Le management est une notion qui comporte de multiples sens selon les contextes. On parle de management de projets, d’entreprises ou encore d’équipes. Mais, dans tous les cas, le style de management est difficilement duplicable d’un manager à un autre dans la mesure où cette pratique, qui s’acquiert, fait aussi appel à des qualités humaines innées, à un vécu ou encore à des valeurs différentes.

Le manager d’un OSBL, parce qu’il travaille dans un domaine qui ne relève pas – ou pas directement – de la sphère économique « de marché », peut ne pas avoir la même formation ou les mêmes réflexes qu’un manager d’entreprise classique, bien que cela ait tendance à changer. Manager demande de l’empathie, de l’écoute, de l’ouverture d’esprit, un sens de la pédagogie, de la gestion du temps, la capacité de tenir des réunions constructives, de déléguer, d’accompagner et, enfin, de faire adhérer son équipe au projet choisi. Le manager n’a pas de grande marge d’erreur.

L’accompagnement, voire le coaching ou a minima la formation peuvent se révéler nécessaires. Ce champ-là sera également inspecté lors de la formalisation d’une démarche de RSO. Il sera ainsi possible de repérer et de soutenir celle ou celui qui se doit d’être présent pour les autres.
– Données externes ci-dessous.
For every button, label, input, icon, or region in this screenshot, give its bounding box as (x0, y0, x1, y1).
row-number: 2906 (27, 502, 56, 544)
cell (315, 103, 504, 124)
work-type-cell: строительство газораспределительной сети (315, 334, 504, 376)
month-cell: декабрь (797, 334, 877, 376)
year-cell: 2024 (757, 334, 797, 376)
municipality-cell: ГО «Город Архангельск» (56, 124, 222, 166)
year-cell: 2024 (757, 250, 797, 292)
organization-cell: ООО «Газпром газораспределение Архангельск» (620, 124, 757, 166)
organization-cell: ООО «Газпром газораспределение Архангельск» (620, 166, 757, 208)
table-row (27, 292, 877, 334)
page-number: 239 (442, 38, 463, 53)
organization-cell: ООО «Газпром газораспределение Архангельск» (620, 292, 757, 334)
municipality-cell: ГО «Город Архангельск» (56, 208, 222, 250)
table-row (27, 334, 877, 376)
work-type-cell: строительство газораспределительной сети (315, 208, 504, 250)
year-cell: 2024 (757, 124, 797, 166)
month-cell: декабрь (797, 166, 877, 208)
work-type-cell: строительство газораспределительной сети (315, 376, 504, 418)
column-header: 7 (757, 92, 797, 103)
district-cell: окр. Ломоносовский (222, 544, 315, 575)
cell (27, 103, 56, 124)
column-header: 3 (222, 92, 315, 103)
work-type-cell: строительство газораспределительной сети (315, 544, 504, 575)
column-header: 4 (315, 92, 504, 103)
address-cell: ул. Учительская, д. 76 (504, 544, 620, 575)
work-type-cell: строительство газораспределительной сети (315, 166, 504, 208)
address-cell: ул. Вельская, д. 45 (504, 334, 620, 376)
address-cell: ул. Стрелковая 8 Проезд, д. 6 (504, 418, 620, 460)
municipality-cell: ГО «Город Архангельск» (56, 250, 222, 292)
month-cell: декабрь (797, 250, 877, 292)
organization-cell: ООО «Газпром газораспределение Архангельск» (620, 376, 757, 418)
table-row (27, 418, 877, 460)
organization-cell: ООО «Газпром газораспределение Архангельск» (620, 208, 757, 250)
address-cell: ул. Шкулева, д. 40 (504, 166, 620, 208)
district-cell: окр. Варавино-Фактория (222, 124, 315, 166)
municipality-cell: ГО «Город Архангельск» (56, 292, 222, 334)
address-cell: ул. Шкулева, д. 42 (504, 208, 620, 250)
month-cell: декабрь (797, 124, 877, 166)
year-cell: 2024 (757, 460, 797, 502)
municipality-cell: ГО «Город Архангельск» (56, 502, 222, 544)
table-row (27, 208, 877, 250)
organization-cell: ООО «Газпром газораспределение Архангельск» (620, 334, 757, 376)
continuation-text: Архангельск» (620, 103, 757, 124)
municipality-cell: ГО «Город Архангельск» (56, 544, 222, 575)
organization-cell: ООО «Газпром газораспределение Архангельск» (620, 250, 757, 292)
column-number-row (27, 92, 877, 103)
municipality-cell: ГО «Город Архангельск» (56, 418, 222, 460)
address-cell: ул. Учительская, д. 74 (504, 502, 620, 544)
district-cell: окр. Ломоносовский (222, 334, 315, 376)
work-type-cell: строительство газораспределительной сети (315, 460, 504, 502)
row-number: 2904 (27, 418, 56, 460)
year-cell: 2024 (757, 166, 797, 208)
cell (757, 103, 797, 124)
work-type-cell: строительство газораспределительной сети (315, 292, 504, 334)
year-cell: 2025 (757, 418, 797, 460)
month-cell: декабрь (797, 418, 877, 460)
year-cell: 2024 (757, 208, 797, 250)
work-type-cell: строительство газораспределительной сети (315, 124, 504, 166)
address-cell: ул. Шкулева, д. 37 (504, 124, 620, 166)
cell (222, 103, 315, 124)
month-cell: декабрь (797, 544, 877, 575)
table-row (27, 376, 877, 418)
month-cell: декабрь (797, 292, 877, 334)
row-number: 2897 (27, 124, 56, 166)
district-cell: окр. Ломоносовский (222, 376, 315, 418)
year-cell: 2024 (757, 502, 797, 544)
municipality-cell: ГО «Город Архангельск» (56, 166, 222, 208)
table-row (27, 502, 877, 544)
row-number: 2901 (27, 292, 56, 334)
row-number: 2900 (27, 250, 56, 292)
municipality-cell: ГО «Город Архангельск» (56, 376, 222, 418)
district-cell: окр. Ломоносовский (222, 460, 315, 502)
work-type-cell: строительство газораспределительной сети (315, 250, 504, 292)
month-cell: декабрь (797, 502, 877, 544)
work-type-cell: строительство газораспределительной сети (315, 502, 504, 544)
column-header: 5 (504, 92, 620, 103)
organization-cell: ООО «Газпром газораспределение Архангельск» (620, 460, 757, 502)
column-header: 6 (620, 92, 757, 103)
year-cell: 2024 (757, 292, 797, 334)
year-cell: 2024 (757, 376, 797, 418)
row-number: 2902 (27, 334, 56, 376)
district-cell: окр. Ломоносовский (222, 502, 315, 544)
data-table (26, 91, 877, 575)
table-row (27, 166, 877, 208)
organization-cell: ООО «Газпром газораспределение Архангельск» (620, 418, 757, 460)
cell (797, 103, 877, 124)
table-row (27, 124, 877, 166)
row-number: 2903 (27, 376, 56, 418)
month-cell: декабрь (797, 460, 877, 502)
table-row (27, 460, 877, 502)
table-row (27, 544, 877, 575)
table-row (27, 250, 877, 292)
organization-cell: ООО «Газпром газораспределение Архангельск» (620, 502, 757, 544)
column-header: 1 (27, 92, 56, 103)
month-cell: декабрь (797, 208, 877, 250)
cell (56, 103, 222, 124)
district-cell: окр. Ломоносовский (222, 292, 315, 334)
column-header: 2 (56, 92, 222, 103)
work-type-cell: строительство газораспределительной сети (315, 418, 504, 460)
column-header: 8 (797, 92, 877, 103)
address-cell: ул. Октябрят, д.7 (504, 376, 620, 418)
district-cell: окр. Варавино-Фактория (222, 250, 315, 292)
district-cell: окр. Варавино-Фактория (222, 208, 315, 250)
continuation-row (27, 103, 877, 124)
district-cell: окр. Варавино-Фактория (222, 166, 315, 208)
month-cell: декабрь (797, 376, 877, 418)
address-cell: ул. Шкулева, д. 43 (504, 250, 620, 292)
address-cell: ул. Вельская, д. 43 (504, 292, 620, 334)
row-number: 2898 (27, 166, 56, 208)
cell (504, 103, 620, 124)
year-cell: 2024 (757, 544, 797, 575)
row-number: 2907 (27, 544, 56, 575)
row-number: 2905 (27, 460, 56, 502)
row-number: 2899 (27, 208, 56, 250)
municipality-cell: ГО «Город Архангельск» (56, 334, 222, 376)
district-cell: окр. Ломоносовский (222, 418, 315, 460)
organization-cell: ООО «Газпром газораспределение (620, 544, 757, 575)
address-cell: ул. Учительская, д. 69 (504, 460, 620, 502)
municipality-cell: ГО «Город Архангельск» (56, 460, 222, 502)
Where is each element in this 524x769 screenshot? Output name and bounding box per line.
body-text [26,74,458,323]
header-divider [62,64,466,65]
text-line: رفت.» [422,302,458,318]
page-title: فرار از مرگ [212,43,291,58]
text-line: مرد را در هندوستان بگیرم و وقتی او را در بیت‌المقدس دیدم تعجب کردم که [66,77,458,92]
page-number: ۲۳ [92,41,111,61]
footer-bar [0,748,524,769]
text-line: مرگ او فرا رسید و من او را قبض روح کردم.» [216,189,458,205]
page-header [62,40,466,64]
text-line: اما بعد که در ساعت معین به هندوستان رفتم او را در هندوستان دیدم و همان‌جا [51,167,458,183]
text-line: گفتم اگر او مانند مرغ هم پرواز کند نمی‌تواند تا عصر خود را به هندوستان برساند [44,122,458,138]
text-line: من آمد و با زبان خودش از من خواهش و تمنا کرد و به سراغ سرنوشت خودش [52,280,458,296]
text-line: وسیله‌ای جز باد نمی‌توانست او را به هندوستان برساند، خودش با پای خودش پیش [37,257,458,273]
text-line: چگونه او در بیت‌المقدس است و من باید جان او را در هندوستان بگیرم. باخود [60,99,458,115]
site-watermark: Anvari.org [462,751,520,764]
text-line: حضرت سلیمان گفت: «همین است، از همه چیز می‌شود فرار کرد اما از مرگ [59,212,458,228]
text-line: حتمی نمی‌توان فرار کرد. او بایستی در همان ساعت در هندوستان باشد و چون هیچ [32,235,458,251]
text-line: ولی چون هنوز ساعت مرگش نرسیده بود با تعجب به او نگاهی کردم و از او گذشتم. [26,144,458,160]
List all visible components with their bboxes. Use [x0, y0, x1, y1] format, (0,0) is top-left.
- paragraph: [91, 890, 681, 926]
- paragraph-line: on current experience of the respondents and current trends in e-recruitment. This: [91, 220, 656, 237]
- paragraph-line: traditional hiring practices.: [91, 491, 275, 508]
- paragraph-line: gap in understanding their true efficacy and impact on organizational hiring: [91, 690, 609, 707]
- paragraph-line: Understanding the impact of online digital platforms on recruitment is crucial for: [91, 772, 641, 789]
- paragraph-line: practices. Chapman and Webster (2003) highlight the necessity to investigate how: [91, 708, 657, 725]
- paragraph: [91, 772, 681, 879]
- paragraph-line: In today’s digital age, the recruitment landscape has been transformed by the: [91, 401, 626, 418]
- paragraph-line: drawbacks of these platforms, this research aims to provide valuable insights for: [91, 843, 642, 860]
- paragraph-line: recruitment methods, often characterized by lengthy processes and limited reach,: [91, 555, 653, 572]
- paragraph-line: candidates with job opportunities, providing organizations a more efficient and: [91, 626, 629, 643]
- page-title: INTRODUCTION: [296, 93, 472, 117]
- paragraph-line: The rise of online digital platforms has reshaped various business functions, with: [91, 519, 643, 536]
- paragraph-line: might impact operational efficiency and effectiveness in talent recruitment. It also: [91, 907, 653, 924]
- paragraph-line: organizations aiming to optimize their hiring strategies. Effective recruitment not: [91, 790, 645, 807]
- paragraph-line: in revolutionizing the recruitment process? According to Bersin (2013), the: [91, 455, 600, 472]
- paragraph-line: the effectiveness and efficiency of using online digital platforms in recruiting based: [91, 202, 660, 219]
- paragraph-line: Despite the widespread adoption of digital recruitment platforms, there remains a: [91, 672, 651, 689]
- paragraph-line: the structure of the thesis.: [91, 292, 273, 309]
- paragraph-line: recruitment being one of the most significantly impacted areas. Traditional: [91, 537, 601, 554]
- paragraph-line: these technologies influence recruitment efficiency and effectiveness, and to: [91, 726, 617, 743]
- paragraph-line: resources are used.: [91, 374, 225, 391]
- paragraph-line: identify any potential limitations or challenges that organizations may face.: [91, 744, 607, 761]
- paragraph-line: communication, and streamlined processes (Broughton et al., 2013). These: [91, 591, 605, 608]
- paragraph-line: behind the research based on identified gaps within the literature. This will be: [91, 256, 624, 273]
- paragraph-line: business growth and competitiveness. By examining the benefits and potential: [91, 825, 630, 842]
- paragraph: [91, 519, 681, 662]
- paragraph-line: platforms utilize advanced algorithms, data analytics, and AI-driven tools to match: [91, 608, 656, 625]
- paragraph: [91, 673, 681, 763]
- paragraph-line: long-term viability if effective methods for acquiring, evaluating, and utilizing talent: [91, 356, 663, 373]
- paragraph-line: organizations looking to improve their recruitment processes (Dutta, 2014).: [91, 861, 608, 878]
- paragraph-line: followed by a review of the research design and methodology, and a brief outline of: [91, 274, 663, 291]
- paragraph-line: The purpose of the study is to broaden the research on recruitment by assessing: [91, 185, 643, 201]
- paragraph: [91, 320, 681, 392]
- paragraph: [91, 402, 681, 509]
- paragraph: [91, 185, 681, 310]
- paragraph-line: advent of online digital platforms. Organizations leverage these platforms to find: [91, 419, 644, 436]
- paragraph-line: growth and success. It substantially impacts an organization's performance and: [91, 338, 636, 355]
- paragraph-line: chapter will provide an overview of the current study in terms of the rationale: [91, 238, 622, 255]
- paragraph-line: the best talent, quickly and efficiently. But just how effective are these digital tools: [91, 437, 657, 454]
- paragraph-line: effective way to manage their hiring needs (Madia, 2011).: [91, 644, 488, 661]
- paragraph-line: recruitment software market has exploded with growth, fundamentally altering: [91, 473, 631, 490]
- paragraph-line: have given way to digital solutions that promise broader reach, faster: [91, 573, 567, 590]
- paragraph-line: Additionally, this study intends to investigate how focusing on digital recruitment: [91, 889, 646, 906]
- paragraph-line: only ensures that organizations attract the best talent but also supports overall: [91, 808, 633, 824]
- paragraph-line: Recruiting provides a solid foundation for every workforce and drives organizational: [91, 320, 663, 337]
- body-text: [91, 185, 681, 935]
Sans une démarche avérée, il y a de forts risques pour que le manager se retrouve seul, pris dans son angoisse de ne pas s’en sortir et incapable de reconnaître son besoin d’aide. À l’inverse, certains dirigeants d’OSBL oublient que l’OSBL est une « entreprise », même sans être juridiquement une société, qui doit appliquer des règles identiques, notamment au niveau du contrôle interne (frais, dépenses, etc.).

Environnement naturel et apport sociétal

Les préoccupations envers la protection de l’environnement naturel sont étrangement souvent évacuées dans les OSBL. À ce titre, ce type d’organisation est plutôt en retard par rapport à de nombreuses entreprises de même taille. Il s’agit pourtant d’un point très important pour la plupart des parties prenantes, par exemple les membres ou bénévoles d’une association qui viennent d’autres milieux socio-culturels ou économiques. Il semble qu’il y ait là un large champ d’améliorations possibles pour les OSBL.

En conclusion, il est vivement recommandé aux OSBL de se mettre dans le sens que prend le monde d’aujourd’hui et de s’atteler à la tâche de l’amélioration des processus. Le meilleur moyen reste de se choisir une démarche de responsabilité sociétale avec labellisation, qui impose des engagements identifiables et mesurables, les résultats devant être audités par des tiers extérieurs.